His roles in industry representation include the presidency of Asstel - Assotelecomunicazioni for the 2025-2027 term, a position he assumed after serving as the association's Vice President. Additionally, he represents TIM on the General Council of Aspen Institute Italia and is a member of the board of the European Institute of Oncology (IEO). Since April 2024, he has served on TIM's Sustainability Committee, and in April 2025, he was appointed a member of the High Council of the SPES Academy.

==Awards==
Pietro Labriola has received various industry recognitions:
- 2020: he received the "Innovation" award at the fifth edition of the Money Report "Galeria de Notáveis" (December) and was named "Communications Man of the Year" by the Brazilian telecommunications association Aberimest.

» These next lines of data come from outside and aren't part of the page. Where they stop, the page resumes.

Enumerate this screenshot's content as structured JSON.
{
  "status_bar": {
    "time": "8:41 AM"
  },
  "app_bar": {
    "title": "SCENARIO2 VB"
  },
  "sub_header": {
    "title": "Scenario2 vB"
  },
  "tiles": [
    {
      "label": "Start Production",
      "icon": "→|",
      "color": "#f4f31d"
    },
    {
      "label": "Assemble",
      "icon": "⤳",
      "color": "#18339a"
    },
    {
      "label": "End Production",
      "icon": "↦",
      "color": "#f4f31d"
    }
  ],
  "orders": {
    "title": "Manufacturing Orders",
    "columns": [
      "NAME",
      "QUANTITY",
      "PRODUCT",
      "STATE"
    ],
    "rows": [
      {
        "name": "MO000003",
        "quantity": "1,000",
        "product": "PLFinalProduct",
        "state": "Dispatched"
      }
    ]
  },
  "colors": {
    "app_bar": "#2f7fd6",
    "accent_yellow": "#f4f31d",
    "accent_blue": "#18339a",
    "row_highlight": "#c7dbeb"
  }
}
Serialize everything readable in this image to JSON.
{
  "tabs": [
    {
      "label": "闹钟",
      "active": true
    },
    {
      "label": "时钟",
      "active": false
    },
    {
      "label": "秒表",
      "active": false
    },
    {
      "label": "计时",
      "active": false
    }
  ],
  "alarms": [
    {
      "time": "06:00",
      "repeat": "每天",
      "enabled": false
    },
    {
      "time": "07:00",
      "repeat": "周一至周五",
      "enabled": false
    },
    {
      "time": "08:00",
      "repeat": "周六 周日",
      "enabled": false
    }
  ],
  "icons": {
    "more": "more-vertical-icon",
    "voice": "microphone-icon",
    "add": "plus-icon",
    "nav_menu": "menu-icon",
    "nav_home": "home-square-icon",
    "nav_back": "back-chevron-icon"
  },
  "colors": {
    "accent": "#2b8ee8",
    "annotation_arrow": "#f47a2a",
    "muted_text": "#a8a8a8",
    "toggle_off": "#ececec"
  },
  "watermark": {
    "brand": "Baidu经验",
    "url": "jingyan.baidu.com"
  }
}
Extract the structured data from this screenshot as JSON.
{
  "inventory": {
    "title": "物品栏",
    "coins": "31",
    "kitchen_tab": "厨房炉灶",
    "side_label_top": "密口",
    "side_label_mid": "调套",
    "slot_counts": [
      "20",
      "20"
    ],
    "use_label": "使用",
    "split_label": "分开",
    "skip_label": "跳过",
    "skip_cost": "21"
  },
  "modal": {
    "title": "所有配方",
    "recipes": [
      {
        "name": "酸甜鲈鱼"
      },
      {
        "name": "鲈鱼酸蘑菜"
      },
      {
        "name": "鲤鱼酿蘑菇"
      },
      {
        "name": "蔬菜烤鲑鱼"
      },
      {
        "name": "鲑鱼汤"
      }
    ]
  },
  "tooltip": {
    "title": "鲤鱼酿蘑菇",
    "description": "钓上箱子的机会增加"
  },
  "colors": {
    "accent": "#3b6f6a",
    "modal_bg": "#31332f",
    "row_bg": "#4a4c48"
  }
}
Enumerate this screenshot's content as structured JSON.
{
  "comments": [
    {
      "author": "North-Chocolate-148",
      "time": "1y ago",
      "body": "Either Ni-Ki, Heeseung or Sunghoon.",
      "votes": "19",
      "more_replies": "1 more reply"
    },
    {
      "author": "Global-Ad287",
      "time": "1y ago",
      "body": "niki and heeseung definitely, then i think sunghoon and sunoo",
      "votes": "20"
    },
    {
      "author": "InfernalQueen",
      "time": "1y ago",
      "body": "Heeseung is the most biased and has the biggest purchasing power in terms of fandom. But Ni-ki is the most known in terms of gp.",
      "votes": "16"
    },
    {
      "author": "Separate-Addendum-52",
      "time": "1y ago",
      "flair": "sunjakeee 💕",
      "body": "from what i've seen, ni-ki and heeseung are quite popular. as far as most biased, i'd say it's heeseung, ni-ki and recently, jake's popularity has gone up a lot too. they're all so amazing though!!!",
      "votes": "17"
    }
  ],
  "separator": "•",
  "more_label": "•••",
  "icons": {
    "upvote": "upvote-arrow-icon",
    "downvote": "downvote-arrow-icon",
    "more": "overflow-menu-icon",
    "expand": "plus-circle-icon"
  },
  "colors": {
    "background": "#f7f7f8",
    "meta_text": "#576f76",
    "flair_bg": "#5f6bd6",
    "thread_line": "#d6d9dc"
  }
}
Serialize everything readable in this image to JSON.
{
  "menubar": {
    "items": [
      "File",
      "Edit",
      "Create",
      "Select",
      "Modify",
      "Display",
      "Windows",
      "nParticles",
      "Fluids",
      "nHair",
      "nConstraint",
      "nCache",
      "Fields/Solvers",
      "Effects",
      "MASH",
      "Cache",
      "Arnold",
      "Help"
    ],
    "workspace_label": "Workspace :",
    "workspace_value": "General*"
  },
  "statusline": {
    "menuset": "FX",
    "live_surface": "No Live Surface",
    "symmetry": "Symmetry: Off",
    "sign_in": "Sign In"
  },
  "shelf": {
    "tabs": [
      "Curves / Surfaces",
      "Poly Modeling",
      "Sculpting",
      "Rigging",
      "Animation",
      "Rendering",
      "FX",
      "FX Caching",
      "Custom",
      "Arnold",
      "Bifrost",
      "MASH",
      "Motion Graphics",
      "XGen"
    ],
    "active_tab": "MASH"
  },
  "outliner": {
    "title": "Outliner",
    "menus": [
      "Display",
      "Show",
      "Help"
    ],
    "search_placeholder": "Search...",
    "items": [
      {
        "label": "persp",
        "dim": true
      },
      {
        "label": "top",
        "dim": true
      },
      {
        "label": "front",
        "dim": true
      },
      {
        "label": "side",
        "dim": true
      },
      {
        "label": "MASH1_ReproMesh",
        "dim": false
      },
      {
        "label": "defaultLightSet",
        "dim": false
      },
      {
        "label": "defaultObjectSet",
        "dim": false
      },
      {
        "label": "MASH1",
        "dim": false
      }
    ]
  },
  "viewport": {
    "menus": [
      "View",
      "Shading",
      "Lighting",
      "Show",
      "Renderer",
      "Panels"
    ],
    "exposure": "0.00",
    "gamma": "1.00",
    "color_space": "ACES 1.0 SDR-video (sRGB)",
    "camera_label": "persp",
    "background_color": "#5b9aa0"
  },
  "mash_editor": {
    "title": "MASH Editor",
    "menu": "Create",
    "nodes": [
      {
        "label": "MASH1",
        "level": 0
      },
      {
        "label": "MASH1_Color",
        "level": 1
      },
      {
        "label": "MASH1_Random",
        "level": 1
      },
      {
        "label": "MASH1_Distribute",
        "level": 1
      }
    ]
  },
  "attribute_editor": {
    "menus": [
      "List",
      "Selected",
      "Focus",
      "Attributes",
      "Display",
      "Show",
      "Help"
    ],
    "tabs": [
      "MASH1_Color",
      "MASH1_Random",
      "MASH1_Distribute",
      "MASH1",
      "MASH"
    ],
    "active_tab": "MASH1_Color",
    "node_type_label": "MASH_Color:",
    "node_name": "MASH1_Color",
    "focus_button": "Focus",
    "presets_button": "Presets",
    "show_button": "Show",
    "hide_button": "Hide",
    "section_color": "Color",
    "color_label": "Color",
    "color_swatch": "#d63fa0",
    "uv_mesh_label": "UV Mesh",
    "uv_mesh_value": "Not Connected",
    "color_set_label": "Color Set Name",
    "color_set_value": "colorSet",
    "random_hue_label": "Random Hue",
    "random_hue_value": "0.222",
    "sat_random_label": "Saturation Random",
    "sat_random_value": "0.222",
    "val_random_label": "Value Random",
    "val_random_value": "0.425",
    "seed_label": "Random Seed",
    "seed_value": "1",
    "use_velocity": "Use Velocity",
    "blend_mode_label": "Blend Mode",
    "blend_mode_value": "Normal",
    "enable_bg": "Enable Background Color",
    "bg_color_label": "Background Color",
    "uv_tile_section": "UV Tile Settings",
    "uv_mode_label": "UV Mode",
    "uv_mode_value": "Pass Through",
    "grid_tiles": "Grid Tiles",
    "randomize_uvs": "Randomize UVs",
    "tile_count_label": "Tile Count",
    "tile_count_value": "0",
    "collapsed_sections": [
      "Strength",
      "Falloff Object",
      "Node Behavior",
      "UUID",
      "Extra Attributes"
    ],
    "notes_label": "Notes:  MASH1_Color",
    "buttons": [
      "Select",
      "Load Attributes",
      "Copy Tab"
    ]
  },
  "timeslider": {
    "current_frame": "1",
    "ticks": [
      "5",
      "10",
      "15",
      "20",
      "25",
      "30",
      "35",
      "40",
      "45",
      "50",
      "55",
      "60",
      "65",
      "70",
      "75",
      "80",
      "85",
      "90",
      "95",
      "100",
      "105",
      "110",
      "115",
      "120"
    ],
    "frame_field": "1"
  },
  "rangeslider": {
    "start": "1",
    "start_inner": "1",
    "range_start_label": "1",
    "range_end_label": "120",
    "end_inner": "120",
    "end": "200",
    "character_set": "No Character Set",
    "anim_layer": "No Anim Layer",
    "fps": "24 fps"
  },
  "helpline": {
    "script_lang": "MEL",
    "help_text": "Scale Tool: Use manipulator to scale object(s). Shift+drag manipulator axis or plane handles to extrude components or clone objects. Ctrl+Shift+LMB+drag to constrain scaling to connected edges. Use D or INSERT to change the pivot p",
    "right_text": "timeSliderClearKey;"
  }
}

- 2021: he was listed among the top business leaders in the country by Forbes Brasil and received the Marshal Rondon Award from the Brazilian Ministry of Communications. He was named "Best CEO in Latin America" in the Technology, Media & Telecom sector by Institutional Investor and received the "Best CEO in Press Communication" award from Negócios da Comunicação and Cecom.
- 2022: he received the Telco award at the Forbes CEO Awards.
- 2023: he was named "Best CEO - Small & Mid Cap" by Institutional Investor (September) and received the "Rio Leaders Award" from Lide in Brazil.
- 2024: he was named "Best CEO - Small & Mid Cap" by Institutional Investor.
- 2026: he ranked second as best CEO in the European telecommunications sector according to Extel (formerly Institutional Investor).